Once again, Panahi blurs fact and fiction (though what other choice does he have?), starring as Jafar Panahi, beleaguered Iranian director. Only this figure — let’s call the on-screen persona “Jafar” just to make the distinction — is very much a written character. He’s flawed, impetuous, more than a little vain. And for all the political heartache behind him and to come, Jafar is not some moral beacon; neither his legal troubles nor his implacable will to create are seen as ennobling. Panahi does not let Jafar off the hook.

“No Bears” is a film about the self, made without a hint of self-pity.
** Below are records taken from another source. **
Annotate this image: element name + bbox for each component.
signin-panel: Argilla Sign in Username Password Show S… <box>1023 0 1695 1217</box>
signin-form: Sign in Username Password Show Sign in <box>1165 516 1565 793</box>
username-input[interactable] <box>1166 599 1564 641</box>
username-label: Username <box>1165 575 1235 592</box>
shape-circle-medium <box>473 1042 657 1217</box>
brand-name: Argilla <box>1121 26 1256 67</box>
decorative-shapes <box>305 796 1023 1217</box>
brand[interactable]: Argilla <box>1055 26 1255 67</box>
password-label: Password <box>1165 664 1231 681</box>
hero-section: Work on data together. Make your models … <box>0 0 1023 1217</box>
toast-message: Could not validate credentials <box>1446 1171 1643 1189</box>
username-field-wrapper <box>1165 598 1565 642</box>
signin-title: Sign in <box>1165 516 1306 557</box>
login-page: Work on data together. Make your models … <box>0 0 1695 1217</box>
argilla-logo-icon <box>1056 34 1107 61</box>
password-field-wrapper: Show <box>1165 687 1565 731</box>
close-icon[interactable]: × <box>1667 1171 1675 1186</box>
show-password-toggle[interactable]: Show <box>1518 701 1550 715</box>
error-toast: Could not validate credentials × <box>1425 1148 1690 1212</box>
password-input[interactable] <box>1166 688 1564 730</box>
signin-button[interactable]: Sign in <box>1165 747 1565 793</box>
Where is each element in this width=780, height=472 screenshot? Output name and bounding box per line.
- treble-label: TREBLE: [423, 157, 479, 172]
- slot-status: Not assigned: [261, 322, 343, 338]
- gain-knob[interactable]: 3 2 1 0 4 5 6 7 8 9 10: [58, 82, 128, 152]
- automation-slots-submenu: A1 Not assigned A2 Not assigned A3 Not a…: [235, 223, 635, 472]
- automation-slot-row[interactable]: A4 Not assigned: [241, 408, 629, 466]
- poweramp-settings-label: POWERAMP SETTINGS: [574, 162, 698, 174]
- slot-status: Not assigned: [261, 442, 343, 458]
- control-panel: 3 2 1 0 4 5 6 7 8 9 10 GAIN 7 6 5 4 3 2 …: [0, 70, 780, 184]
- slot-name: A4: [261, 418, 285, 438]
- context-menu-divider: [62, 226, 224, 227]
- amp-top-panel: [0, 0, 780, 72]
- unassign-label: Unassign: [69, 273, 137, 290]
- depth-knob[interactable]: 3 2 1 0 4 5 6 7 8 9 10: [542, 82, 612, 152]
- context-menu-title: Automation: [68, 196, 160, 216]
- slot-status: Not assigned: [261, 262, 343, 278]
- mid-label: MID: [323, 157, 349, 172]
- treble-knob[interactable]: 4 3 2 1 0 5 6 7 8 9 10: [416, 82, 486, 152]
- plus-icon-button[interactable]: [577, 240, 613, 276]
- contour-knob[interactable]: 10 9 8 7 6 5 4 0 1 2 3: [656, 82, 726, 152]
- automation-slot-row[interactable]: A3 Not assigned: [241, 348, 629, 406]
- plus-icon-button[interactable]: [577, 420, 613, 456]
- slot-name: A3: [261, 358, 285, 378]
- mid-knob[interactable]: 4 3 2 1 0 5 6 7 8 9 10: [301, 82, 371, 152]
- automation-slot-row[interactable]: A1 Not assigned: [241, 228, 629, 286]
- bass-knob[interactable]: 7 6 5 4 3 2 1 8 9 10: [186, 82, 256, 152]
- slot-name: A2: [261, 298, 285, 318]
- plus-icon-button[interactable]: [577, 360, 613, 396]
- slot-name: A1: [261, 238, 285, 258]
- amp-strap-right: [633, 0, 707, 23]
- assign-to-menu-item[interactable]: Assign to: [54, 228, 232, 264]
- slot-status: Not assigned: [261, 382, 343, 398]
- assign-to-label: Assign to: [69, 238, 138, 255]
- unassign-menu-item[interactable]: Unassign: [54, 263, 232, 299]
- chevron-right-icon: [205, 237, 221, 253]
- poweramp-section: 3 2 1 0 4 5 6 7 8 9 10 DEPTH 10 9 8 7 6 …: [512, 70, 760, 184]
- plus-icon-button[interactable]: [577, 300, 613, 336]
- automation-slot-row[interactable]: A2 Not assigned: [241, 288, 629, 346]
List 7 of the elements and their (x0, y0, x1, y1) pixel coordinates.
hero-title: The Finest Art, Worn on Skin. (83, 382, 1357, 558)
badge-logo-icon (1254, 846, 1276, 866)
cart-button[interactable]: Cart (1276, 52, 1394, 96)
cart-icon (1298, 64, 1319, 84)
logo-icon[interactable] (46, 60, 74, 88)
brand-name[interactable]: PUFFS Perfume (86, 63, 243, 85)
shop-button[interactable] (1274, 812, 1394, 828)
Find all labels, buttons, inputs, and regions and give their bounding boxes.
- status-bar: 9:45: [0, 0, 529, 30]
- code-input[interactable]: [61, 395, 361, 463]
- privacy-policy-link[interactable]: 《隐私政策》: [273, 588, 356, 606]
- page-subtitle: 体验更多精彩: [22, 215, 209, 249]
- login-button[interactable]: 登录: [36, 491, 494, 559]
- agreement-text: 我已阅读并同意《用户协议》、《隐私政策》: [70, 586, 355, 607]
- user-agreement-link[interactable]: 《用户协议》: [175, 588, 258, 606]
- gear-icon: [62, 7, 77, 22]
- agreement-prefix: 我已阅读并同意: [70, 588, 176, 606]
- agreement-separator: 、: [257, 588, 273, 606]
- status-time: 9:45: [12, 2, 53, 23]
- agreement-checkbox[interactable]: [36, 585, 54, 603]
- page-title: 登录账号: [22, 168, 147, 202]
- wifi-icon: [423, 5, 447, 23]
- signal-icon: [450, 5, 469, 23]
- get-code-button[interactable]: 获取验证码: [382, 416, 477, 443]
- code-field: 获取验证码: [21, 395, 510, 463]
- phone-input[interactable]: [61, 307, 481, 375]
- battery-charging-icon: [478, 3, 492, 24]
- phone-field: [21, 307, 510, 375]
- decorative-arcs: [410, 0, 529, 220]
The narrative finds Jafar directing a film in secret, with the filmmaker working remotely from a rinky-dink mountainside town on one side of the Turkish-Iranian border, and his cast and crew taking his direction on the other.

Even Jafar’s film-within-a-film blurs fact with fiction, as the so-called actors play versions of themselves and the story remakes itself on the fly in accordance with their lives. Those “actors” are also dissidents, with prison time served and torture survived, that have managed to make it out of Iran — only to end up in a not-much-better purgatory over in Turkey. A stolen French passport offers a new avenue of escape, but only for one of them.

If the precise balance of truth and artifice is, in this case, unknowable, that’s just as well. Panahi depicts filmmaking as a never-ending struggle — sometimes against the government, or better judgment or tremendous personal tragedy — just to catch up.

Back in the mountain village where Jafar has holed up, the director is up to no good. Though he spends most of his time locked inside a dingy studio apartment, he’s certainly got the locals talking. Is he a spy? Is he on the run? What’s the big-shot big-city boy doing in a remote, ethnically Azerbaijani, northwestern town? And if it turns out the locals aren’t the only ones asking these questions, you never do see the government officials and human smugglers apparently egging them on.

Panahi leaves a lot of things unseen throughout the film, including an incriminating photograph Jafar is alleged to have taken. It doesn’t show much — just a pair of young lovers idling beneath a tree — but in this Ur-patriarchy, where girls are promised to their betrothed from the second they leave the womb (with the umbilical cord serving as marital contract, no less) any kind of deviation from that path is viewed as cataclysmic.

Never once seen, this missing picture is real enough in the townspeople’s minds to set off a slow-building tragedy — a tragedy that also, for the most part, happens off-screen. Though Jafar continually denies its existence, first to the girl, then to her rival suitors, then to his landlord and to the town’s leaders, and finally to an angry mob, those very denials might offer an implicit confirmation. Jafar is a proud man, one who has paid more than most for his art; there are places where you have to draw the line. 

If Panahi makes us understand Jafar, he also recognizes the rippling effect of his choices. Such is the dense and intricate layering of this deceptively simple film, which has a no-budget aesthetic and a novelistic sprawl. Even a man alone in a room can shape the world around him, both for good and for ill. Even a filmmaker, hounded and deprived, can make startlingly incisive art. Even a political prisoner cut off from it all can make his voice heard all around the world.   

“No Bears” opens in NYC Dec. 23 and L.A. Jan. 13 via Janus Films and Sideshow.